The “abortion eight” did not answer the Register’s questions for this story.

“Belmont Abbey College is providing all prescription drugs its male employees need, but illegally excludes prescription contraceptives for its female employees,” said Marcia Greenberger, co-president of the National Women’s Law Center. She pointed out that the college has claimed to be not pervasively sectarian so it cannot be exempted from the law that protects female employees.

Davison responded: “We treat all employees equally in our health plan, and we disagree with their interpretation of relevant laws.”

Davison said the faculty members who have filed complaints should know better.
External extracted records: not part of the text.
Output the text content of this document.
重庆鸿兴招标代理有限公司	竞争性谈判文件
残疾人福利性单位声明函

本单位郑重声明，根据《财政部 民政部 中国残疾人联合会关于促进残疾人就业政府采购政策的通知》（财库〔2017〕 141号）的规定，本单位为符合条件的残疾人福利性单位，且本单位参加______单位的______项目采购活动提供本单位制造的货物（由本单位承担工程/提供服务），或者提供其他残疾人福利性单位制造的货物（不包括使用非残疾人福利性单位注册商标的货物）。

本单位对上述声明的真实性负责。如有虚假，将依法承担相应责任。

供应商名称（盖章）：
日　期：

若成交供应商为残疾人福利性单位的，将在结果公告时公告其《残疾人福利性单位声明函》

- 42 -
“You don’t have to be a professor at a Catholic college to know this about the moral teachings of the Church,” he said. “It is absolutely astonishing that people who were hired by these monks, who work every day on a campus with monks walking around, would insult them by trying to get the government to force them to violate the morality that has always been the foundation of any Catholic institution.”

Joseph Esposito, editor of the Cardinal Newman Society’s The Newman Guide to Choosing a Catholic College, said Belmont Abbey’s experience should be a lesson for all Catholic institutions of higher education.

“We commend Belmont Abbey for its leadership and strong witness on this issue,” said Esposito, whose guide includes Belmont Abbey among 21 recommended Catholic colleges. “The swift response from President Thierfelder and Abbot Placid Solari emphasizes the importance the college places on its Catholic fidelity and identity.”

Thierfelder affirmed such a statement when saying that the incident actually has been inspiring.

“It makes it clear to me why I’m here, why everyone else is here, what the purpose of the college is,” said Thierfelder, who on April 18 will join other college presidents in Washington, D.C., to visit with Pope Benedict XVI. “It crystallizes it and makes it clear to everyone that Jesus Christ is the center of Belmont Abbey College. It’s why we exist. I truly see this as a place that God is at the center of. It’s his college.”